Michael heads down to the warehouse to seek Darryl's advice on how gangs handle these types of situations, i.e., when one of your crew disses you. Darryl tells Michael he's been a member of the Crips, the Bloods, the Latin Kings, the Warriors and... the Newsies. He also tells Michael that, on the streets, they use something called... wait for it... "fluffy fingers." You tickle them and then they start tickling you back and before you know it, you're laughing and hugging and you've forgotten the whole thing and you're going to church together and getting ice cream. Michael is in awe.
Ryan's here again, meeting with Toby. He calls Jim into the conference room and gives him a formal warning about his job performance. Jim laughs it off, and Ryan's all, "Not a joke. I know how you spend your time here." He goes on to detail Jim's practical jokes on Dwight and time spent at reception talking to Pam, and says he knows how little Jim cares about his job. Jim smile fades quickly, and he asks Ryan whether this is about his taking his concerns about Ryan's website to David Wallace. Ryan says that has nothing to do with it; he always appreciates constructive criticism. Here's some, Ryan: Drugs are not doing good things for your facial hair situation.
It quickly becomes clear this is all coming from Toby. Whether this is apparent to Jim remains to be seen, but I'd like to think he's smart enough to figure this one out.

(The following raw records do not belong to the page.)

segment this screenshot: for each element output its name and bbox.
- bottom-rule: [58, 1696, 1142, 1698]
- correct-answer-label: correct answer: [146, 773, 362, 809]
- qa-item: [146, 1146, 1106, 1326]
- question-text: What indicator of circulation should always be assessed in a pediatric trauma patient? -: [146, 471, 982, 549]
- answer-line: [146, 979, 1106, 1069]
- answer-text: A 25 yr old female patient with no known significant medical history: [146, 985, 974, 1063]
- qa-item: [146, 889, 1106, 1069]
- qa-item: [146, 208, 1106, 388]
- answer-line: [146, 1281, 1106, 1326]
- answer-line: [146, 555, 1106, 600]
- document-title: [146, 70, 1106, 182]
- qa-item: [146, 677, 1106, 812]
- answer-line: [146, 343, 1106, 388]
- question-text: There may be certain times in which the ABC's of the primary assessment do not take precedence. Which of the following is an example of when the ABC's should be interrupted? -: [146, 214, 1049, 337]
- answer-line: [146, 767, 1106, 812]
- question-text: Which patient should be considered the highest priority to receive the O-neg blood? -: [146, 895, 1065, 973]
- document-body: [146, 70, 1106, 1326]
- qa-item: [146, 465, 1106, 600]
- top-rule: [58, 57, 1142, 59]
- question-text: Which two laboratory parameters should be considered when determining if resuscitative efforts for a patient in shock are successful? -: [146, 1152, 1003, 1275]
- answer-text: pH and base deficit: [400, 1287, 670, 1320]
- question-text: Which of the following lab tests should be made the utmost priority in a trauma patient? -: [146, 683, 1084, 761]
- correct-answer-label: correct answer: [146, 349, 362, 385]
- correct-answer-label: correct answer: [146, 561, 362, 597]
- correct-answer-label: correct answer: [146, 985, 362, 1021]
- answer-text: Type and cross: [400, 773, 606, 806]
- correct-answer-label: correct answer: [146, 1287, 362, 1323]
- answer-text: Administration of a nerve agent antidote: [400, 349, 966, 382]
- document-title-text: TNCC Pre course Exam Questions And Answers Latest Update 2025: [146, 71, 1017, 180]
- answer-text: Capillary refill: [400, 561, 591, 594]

Dwight, meanwhile, is having fun one- or two-upping Andy with his Xterra flip and Mad Libs that are, frankly, way awesomer than Andy and Pregnant Angela's: "A STUPID, IDIOTIC NUMBSKULL named ANDY BERNARD sold his XTERRA to a SMART and CAPABLE man named DWIGHT. This is shaping up to be an AWESOME day for DWIGHT." I really could have done without the creepy pedophilic smirk at the end, though. Typical.
Michael has the brilliant idea to fake fire Stanley to teach him a lesson (a lesson in humility, Michael says). He gets everyone else in on it, even though they're all certain it's a terrible idea. Stanley comes out of the lunch room or bathroom or wherever he was, and Michael goes, "Stanley Hudson. You are fired." Stanley isn't sure whether Michael's being serious, but Michael assures him he is fired. Fired like a heart attack. Stanley lays the smackdown again, some more, flinging lawsuits left and right, and Michael cracks and tells him it was fake. Stanley? Still unimpressed. He lights into Michael, just starts yelling at him about how stupid and incompetent he is, and before long, Michael yells at him to stop and sends everyone else out of the office.
Michael and Stanley stay behind, and right away Michael pulls out the trembly crying voice, saying he doesn't understand why Stanley picks on him. Stanley doesn't respect Michael and says that everything Michael does, he would do the opposite way. Michael gets all that, but says Stanley still can't talk to him the way he did. Stanley: "Fair enough."
Michael's back in his office and doing some terrible, horrible, endless Rodney Dangerfield "no respect" bit. It is never over. Not for years. It just goes on and on and on and on. MUCH LIKE THIS RECAP.